A direct excerpt from Atul Gawande’s Being Mortal, the subject of yesterday’s post:
In the end, people don't view their life as merely the average of all its moments—which, after all, is mostly nothing much plus some sleep. For human beings, life is meaningful because it is a story. A story has a sense of a whole, and its arc is determined by the significant moments, the ones where something happens. Measurements of people's minute-by-minute levels of pleasure and pain miss this fundamental aspect of human existence. A seemingly happy life maybe empty. A seemingly difficult life may be devoted to a great cause. We have purposes larger than ourselves.

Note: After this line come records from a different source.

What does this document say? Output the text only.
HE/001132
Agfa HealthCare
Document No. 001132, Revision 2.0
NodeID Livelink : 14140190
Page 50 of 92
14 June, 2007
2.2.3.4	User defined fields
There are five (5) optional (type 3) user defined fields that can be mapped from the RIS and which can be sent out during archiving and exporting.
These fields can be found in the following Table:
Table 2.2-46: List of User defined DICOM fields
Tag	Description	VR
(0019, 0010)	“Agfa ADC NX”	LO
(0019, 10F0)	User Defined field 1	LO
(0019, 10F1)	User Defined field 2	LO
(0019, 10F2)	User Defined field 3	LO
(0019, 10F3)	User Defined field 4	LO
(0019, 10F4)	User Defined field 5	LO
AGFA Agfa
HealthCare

I don’t know if I agree with Gawande — I’ve always been sympathetic to hedonistic accounts of welfare, which see a good life as nothing more than a sum of positive moments, subtracted by the negative ones. After all, is a life in service of a great cause meaningful if there is no recognition of this fact? And what is recognition of this fact, if not in the form of moments of our lives?
But I do think Gawande’s point is a strong counterargument against naive hedonism, which see something like pleasure, or the absence of immediate pain, as all that matters. There is, in my view, a far greater diversity of positive experiences out there, including those that aren’t pleasurable per se — difficult projects, type 2 fun, acts of service, and so on.